“It’s too dangerous for me to come to work”
Health & Safety claims and the “Covid-19” effect
Until recently automatic unfair dismissal claims arising from concerns about health and safety were regarded as a bit ‘niche’. However, as with many things in these Covid times, those little used provisions of the Employment Rights Act 1996 have reared their heads and we are seeing an increasing number of claims of this nature coming through the tribunals. This is only likely to increase because an equivalent right (not to be subjected to a detriment relating to health and safety) was extended to “workers” on 31 May 2021.
Under section 100 of the Employment Rights Act 1996 (ERA), an employee will be automatically unfairly dismissed (without the need for a qualifying period of two years) if they are dismissed in circumstances where they reasonably believe that there is a serious and imminent danger and the reason for their dismissal is that they have:
• taken (or proposed to take) appropriate steps to protect themselves or others;
• left or refused to return to a place of work because of that serious and imminent danger.
In addition, it may also amount to automatic unfair dismissal if the employee is dismissed because they have raised issues connected with the workplace which they reasonably believed were harmful or potentially harmful to health and safety. This is very similar to whistleblowing but there is no requirement for public interest.
Where an employee has suffered a detriment as a result of taking the actions referred to above, they can also bring a claim under section 44 of the ERA. Since the protection has been extended to workers, any detriment (including termination) suffered by a worker resulting from these actions, can also result in litigation.
It is easy to see why these types of claims have become more popular since the advent of Covid-19. It is, therefore, important to bear these issues in mind when dealing with an employee who has expressed concerns about being in the workplace or carrying out certain work as a result of the pandemic. However, employers may be able to defend such claims more easily if they have taken steps to make their workplaces Covid-secure, and act reasonably when concerns are raised. Recent case law demonstrates this point.
In Accattatis v Fortuna Group (London) Ltd it was held by an employment tribunal that Mr Accattatis, who had under two years’ service and so could not bring ordinary unfair dismissal claims, was not automatically unfairly dismissed for expressing concerns about commuting and working in the office during lockdown. Although Fortuna Group refused to furlough Mr Accattatis, despite his repeated requests, it did allow him to remain at home and, as he could not work from home, had suggested unpaid leave or holiday. Mr Accattatis demanded full pay or furlough and was subsequently dismissed. His claim for automatic unfair dismissal failed as the tribunal believed that the demands for full pay or furlough were not “appropriate steps” to protect himself, given the fact that Fortuna Group had accommodated his concerns about the serious and imminent danger by allowing him to remain at home.
Another case where the employee failed to show automatic unfair dismissal in similar circumstances was Rodgers v Leeds Laser Cutting Limited. In this case, Mr Rodgers wanted to stay away from the workplace because he was worried about infecting his vulnerable children (a baby and a child with sickle-cell anaemia) with Covid-19. He was dismissed and brought claims for automatic unfair dismissal.
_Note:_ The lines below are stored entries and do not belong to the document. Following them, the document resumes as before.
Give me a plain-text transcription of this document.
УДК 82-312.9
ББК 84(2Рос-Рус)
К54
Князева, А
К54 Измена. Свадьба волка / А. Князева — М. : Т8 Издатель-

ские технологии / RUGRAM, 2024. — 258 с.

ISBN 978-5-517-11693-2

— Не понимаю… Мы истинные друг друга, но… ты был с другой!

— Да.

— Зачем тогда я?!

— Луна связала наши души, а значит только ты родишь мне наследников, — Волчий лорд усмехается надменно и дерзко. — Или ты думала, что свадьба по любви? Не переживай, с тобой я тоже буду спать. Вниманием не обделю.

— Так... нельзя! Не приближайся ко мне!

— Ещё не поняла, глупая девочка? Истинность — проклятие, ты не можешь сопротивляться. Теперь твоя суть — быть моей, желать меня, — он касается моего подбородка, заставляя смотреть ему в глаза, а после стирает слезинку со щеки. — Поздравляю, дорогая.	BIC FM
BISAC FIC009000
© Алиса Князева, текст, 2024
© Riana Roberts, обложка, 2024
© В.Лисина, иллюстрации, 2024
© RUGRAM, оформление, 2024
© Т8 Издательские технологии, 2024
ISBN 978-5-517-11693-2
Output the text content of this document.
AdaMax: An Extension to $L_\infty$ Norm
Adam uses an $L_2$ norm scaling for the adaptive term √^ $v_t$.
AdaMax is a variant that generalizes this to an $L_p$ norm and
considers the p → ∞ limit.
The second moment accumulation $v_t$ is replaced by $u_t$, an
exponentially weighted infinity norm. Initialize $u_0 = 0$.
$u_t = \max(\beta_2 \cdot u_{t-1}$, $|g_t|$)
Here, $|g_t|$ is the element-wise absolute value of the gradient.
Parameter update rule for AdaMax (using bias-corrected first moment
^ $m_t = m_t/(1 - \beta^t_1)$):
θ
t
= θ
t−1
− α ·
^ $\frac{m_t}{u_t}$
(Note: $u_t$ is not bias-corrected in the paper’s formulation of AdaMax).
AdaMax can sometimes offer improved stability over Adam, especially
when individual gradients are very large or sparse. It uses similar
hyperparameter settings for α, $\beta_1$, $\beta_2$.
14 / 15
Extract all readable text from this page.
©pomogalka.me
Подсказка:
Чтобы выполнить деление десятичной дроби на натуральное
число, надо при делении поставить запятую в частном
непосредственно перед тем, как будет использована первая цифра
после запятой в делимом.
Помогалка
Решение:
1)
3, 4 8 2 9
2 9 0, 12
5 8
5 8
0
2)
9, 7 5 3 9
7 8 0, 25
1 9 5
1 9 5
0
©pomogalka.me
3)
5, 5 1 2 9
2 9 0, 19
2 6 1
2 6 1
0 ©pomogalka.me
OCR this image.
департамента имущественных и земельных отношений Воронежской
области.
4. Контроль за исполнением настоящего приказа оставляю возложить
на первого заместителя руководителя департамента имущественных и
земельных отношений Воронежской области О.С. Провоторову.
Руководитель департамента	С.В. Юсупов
Mr Rodgers was unable to establish a reasonable belief in serious and imminent workplace danger, particularly as the evidence showed that he had not raised any specific concerns regarding working conditions. Rather, he was concerned about the COVID-19 pandemic generally and the fact that one of his children suffered from sickle cell anaemia. The evidence showed that the employer had already taken measures to limit the risk of exposure to COVID-19. In addition, Mr Gibson had not helped his case; the evidence showed that, despite his concerns about the pandemic and being advised to self-isolate, he had driven a friend to hospital and had spent a period of time working in a pub!
These cases demonstrate that the pandemic is not enough on its own to enable employees to hold their employers to ransom, as long as the employer does allow the employee to take reasonable and appropriate steps to protect themselves and puts in place appropriate Covid-secure measures.
However, another recent case, Gibson v Lothian Leisure demonstrates a situation where the employer did end up on the wrong side of the line. Mr Gibson, who worked as a chef, was asked to undertake some work whilst being furloughed. He feared that his return to work may cause him to pass on Covid-19 to his clinically vulnerable father, and raised concerns that Lothian Leisure was failing to provide PPE or taking other Covid-secure precautions. Mr Gibson was told to “shut up and get on with it” and then dismissed by text message without notice pay. Perhaps unsurprisingly, the employment tribunal held that Mr Gibson had reasonably believed that there was a serious and imminent danger to his father due to the growing prevalence of Covid-19 and the potential significant harm to his father if he contracted the virus. As the evidence showed that raising these concerns had led to his dismissal, Mr Gibson had been automatically unfairly dismissed.
These contrasting cases show that there are a wide range of circumstances where the protection may apply and each case will need to be looked at on its own facts. The key message, therefore, is to maintain Covid-secure measures in the workplace and be aware of the legal risks in situations where staff raise concerns about their safety, or the safety of others.